- Birches Bridge Location within Staffordshire
- District: South Staffordshire;
- Shire county: Staffordshire;
- Region: West Midlands;
- Country: England
- Sovereign state: United Kingdom
- Post town: WOLVERHAMPTON
- Postcode district: WV8
- Dialling code: 01902
- Police: Staffordshire
- Fire: Staffordshire
- Ambulance: West Midlands
- UK Parliament: Wolverhampton;

= Birches Bridge =

Area of Codsall, Staffordshire, England

Birches Bridge is an area of Codsall, Staffordshire. It is situated to the northwest of Wolverhampton between Bilbrook and Codsall.

==Name and origins==
Birches Bridge takes its name from The Birches, a large estate first mentioned in court rolls of 1716 and in a Codsall Parish Register of 1730. The estate stood between the present day Birches Road and Lane Green Road.
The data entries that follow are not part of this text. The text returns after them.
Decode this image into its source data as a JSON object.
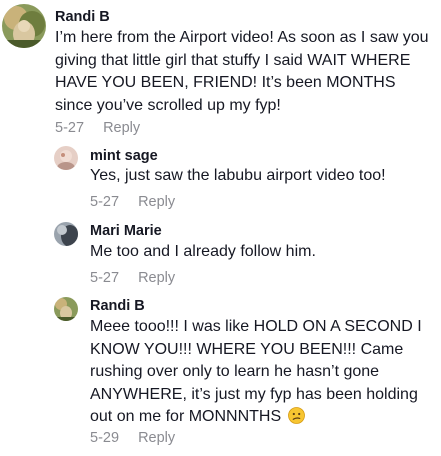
{
  "comments": [
    {
      "username": "Randi B",
      "text": "I’m here from the Airport video! As soon as I saw you giving that little girl that stuffy I said WAIT WHERE HAVE YOU BEEN, FRIEND! It’s been MONTHS since you’ve scrolled up my fyp!",
      "date": "5-27",
      "reply_label": "Reply"
    }
  ],
  "replies": [
    {
      "username": "mint sage",
      "text": "Yes, just saw the labubu airport video too!",
      "date": "5-27",
      "reply_label": "Reply"
    },
    {
      "username": "Mari Marie",
      "text": "Me too and I already follow him.",
      "date": "5-27",
      "reply_label": "Reply"
    },
    {
      "username": "Randi B",
      "text": "Meee tooo!!! I was like HOLD ON A SECOND I KNOW YOU!!! WHERE YOU BEEN!!! Came rushing over only to learn he hasn’t gone ANYWHERE, it’s just my fyp has been holding out on me for MONNNTHS",
      "emoji": "confused-face",
      "date": "5-29",
      "reply_label": "Reply"
    }
  ]
}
Birch coming from old English braec or brec, meaning a newly cultivated piece of land.

==Shops and amenities==
Birches Bridge is home to Bilbrook railway station and Birches Bridge Shopping Centre, which features The Flower Shop which was established when the parade of shops was built in 1956, a co-operative supermarket and an Asda On The Go petrol station amongst other shops and eateries.

==Transport links==
The area is served by the number 5/X5 bus service from Wolverhampton to Codsall, operated by Banga Buses and Chaserider, and Bilbrook railway station on the Wolverhampton to Shrewsbury line. The railway station was originally known as Birches.